月上枝頭,羣星當空,充滿涼意的夜晚,蘭斯洛在房內睡的正熟。
由於原本落腳的衚衕給燒了,蘭斯洛、小草索性搬入落瓊小築,在這裡當食客騙吃騙喝,反正也不是第一次這麼做,蘭斯洛自是習慣的緊。
“嘎!”的一聲,房門被推開,一人躡手躡腳地走近牀沿,探看蘭斯洛的睡況。
一如往常,儘管牀鋪是超大號的,但睡相極度不佳的蘭斯洛,硬是有辦法滾到牀邊,把半個身子睡到牀下去。
“真是的,和楓兒一個德性,睡得像是給人姦殺了一樣,真難看。”
埋怨聲中,輕輕把蘭斯洛扶回牀,把被褥重新拉上。
近滿的圓月,自窗口射入潔淨的光輝,照在小草的身上,就像是尊純銀打製的女神像。
“大哥。”
輕聲喚着他的名,小草的聲音,溫柔無比,“今天,是我最後一次偷看你的睡臉了。”
“還有五天,我們相識就滿兩個月了,很可惜,我不能留下來陪你慶祝了。”
看着蘭斯洛,小草情絲深繞。
在這近兩個月的時間裡,到底發生了多少事啊!
從見面相識到深自傾心,從嬉鬧歡笑到生死一瞬,數不清的點點滴滴,只要想起來就會心痛的回憶,發生在兩人之間。
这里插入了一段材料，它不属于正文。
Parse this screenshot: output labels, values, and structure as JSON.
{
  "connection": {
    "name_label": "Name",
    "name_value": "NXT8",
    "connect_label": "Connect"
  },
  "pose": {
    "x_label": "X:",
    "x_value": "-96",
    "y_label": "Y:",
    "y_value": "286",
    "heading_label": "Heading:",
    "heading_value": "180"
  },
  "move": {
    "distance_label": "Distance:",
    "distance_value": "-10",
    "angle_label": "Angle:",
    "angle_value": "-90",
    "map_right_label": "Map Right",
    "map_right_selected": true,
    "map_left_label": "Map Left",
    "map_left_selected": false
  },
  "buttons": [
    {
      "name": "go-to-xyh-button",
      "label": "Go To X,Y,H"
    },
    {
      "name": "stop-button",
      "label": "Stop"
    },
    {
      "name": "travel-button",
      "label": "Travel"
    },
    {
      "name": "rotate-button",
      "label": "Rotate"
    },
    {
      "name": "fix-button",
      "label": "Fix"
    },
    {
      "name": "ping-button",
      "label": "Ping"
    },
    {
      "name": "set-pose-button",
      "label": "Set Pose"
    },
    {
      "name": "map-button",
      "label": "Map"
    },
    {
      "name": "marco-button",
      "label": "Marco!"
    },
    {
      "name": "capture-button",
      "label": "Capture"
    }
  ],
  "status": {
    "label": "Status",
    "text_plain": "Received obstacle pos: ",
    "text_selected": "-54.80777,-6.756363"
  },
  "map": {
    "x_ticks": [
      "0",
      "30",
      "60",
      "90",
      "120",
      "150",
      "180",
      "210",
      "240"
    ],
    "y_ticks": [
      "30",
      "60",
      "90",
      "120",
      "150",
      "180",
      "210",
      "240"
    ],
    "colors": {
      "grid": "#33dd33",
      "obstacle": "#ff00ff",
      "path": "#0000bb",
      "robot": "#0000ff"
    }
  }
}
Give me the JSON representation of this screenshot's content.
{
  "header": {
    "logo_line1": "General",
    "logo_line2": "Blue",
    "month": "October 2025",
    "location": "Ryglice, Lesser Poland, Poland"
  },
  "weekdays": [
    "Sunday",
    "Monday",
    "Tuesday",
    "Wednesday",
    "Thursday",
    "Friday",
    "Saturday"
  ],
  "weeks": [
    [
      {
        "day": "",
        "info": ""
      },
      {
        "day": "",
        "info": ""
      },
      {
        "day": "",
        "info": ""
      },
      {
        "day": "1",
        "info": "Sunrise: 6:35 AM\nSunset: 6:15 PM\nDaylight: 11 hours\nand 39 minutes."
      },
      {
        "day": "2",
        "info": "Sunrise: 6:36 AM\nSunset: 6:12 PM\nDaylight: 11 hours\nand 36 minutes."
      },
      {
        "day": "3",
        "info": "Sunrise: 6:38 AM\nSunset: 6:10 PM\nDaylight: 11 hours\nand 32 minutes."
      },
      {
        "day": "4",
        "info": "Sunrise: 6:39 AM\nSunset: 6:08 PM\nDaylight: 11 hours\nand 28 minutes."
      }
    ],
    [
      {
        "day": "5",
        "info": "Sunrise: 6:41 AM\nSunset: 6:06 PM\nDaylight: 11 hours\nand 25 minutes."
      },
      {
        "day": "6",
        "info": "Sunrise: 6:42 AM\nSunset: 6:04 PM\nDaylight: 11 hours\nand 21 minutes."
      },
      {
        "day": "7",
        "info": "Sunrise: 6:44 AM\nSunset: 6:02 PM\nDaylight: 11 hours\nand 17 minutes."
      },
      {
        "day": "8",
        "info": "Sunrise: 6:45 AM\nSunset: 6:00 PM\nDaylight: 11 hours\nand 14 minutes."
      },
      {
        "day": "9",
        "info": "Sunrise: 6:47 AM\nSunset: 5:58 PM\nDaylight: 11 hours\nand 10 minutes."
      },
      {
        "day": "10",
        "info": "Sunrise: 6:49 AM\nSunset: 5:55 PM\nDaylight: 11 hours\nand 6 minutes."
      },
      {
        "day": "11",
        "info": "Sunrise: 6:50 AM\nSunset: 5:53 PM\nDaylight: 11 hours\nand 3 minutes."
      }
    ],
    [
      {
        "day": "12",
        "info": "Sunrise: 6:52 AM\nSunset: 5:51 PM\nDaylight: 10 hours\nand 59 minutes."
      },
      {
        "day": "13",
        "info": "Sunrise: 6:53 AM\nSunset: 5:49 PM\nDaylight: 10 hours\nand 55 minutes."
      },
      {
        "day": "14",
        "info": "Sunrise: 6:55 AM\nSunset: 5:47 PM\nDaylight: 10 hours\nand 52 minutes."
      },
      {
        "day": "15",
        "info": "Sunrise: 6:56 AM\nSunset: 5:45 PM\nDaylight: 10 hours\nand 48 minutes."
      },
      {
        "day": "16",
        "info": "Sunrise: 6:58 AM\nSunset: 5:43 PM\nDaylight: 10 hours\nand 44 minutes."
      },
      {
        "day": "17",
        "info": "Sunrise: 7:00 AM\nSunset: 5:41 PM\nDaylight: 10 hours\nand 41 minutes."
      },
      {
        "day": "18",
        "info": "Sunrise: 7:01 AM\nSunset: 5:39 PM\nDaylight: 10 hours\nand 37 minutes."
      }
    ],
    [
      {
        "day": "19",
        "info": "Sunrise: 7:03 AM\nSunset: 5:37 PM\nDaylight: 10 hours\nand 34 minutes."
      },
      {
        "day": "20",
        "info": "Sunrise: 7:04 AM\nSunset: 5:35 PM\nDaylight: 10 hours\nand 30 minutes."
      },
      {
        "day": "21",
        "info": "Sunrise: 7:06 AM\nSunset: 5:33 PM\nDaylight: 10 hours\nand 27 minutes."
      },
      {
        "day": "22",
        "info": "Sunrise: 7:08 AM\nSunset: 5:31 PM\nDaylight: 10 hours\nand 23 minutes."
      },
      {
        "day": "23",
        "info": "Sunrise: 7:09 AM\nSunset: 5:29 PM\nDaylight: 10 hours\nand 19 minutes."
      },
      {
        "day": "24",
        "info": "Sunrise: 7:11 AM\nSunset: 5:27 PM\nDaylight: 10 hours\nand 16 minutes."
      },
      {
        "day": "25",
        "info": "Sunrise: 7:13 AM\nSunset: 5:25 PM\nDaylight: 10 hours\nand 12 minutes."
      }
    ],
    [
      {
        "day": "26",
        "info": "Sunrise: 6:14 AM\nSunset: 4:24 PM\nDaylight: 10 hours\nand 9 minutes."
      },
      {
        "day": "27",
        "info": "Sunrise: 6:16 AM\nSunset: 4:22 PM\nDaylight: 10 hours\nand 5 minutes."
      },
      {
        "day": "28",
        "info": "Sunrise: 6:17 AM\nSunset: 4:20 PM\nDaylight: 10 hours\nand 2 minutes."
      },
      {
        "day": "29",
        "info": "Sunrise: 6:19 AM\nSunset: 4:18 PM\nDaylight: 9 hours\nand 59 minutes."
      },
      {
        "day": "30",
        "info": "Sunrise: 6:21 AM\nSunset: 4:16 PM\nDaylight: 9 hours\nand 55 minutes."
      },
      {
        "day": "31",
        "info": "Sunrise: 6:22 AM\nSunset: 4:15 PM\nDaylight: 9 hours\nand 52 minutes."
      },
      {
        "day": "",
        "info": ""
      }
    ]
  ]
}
“雷峰盛會一完,莉雅就要回去了。我不能永遠都在逃避,那樣的話,你會說你這個大哥很沒面子。”
是的,在幾經思量後,她決定要去面對一切。
不管聖力能不能使用,不管要面對什麼樣的未來,她都得一肩扛下,因爲這是無法逃避的責任。
儘管尚未領悟母親遺留的隱語,小草還是下了這樣的決定。
經過了這些時日的磨練,她再非原來那個驕縱蠻橫的溫室公主,而有了長足的成長,跟在蘭斯洛身邊的見習,讓她學到了勇氣,得以去承擔未來的命運。